Members from Brownwood's Retail Advisory Committee will travel to San Antonio in two weeks to attend the International Council of Shopping Centers Convention where Brownwood representatives will talk to potential retailers about Brownwood using the information and marketing materials provided by the Retail Coach.

"This is a chance for us and the City of Brownwood to get in front of these retail site selectors, these major developers, and really tell them why they should come to Brownwood," Farmer said. "What we have done is equipped that group that will be going with the information that retailers, restaurants, and developers are going to want to see. I think we are on the right track."

The analysis that the Retail Coach has completed includes a retail trade area map that identifies where shoppers frequently travel from to spend money in the Brownwood. Farmer said that they calculated that Brownwood's retail trade area contains 82,225 shoppers in Brown County and parts of surrounding counties.

"This is a hand-drawn trade area; no computer models were used," Farmer said. "This comes from us talking to retailers, looking at your competition, and from license plates. Brownwood is a huge trade area and you've got a people coming in from a long ways away. 82,000 is a great number to have and a large number to have. As you bring in more national retailers and do some more development, that trade area will increase and will benefit you as local retailers as that trade area increases and increases your opportunity for new customers."

Another key component of the study is a retail gap analysis which identifies how much money Brownwood residents spend on goods and services in the city and how much is spent in other cities.

"What we did is we went in and looked at every person inside of that trade area to find what the average consumer in that trade area spends on retail goods and services every year," Farmer said. "What the analysis can do is identify specific retail sectors that are under served. That is its number one purpose."

According to the gap analysis, over $422 million is spent by Brownwood residents out of the area, mostly because those products and services are not available in the city. Farmer said that the analysis can help existing businesses identify possible inventory that shoppers are purchasing in other cities and begin making these items available locally.

"The goal is to try and reduce this leakage by 10% per year," Farmer said. "10% every couple of years, which is reasonable especially as we have these developers come in and do some things."
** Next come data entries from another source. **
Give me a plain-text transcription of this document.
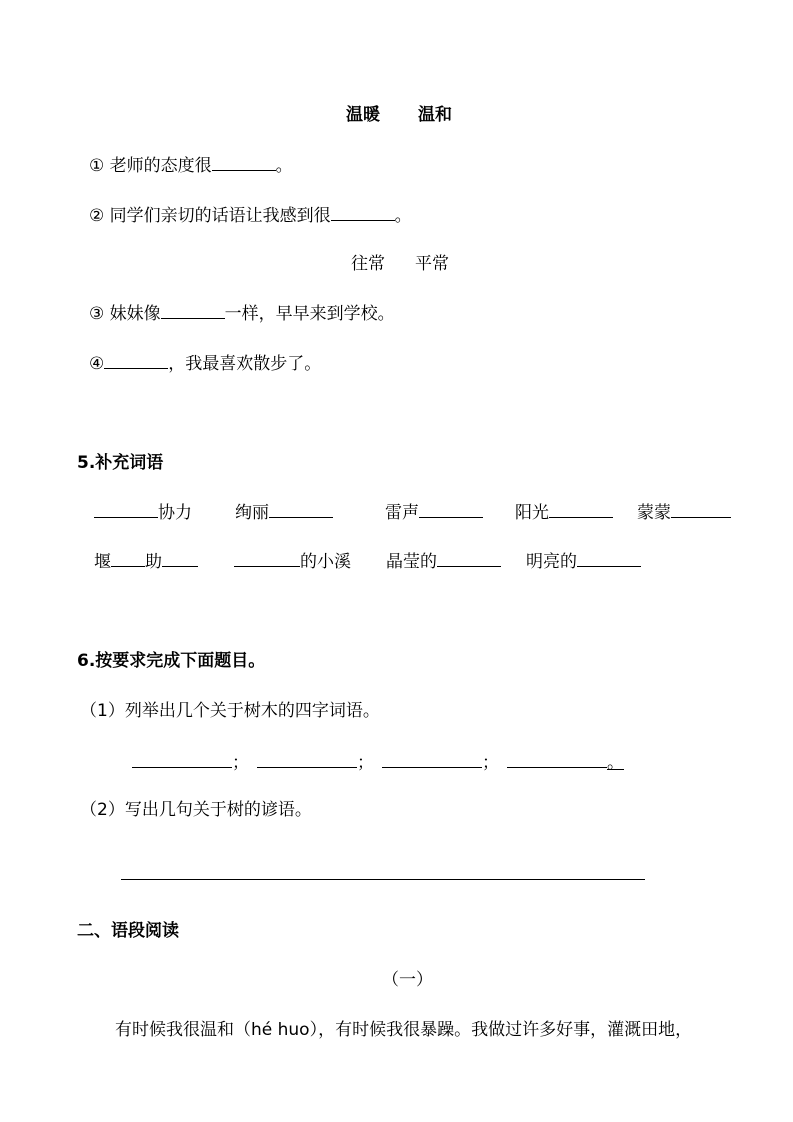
温暖 温和
① 老师的态度很	。
② 同学们亲切的话语让我感到很	。
往常 平常
③ 妹妹像	一样，早早来到学校。
④	，我最喜欢散步了。
5.补充词语
协力	绚丽	雷声	阳光	蒙蒙
堰 助	的小溪 晶莹的	明亮的
6.按要求完成下面题目。
（1）列举出几个关于树木的四字词语。
；	；	；	。
（2）写出几句关于树的谚语。
二、语段阅读
（一）
有时候我很温和（hé huo），有时候我很暴躁。我做过许多好事，灌溉田地，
"If we were to capture 10% of that, the revenue to the city is over $800,000 per year," said Mayor Haynes. "I can pave a lot of roads with $800,000. We don't have to capture $422 million, we just need to capture a small percentage of that to make a big difference in our city."

Farmer said that in addition to helping existing retailers identify new products to carry, the analysis can help identify new retailers to recruit to help fill those gaps. The Retail Coach also produced a psychographic analysis which identifies behavioral trends for local residents to help predict what types of products and services they use.

The Retail Coach also produced a Howard Payne University Student Survey, and Downtown Analysis, and a Customer Propensity report to complete their study.

"We are hoping that today is the opportunity for anyone that has a retail business or desire to be in retail business to use this information," Haynes said. "You are getting the information before anyone on the outside gets it; we haven't met with anybody yet. We are hoping that you will take this information and use it. You have got in your hands a very sophisticated business analysis; you've got in your hand what most businesses would pay tens of thousands of dollars to get before they open their business. Please, please use it."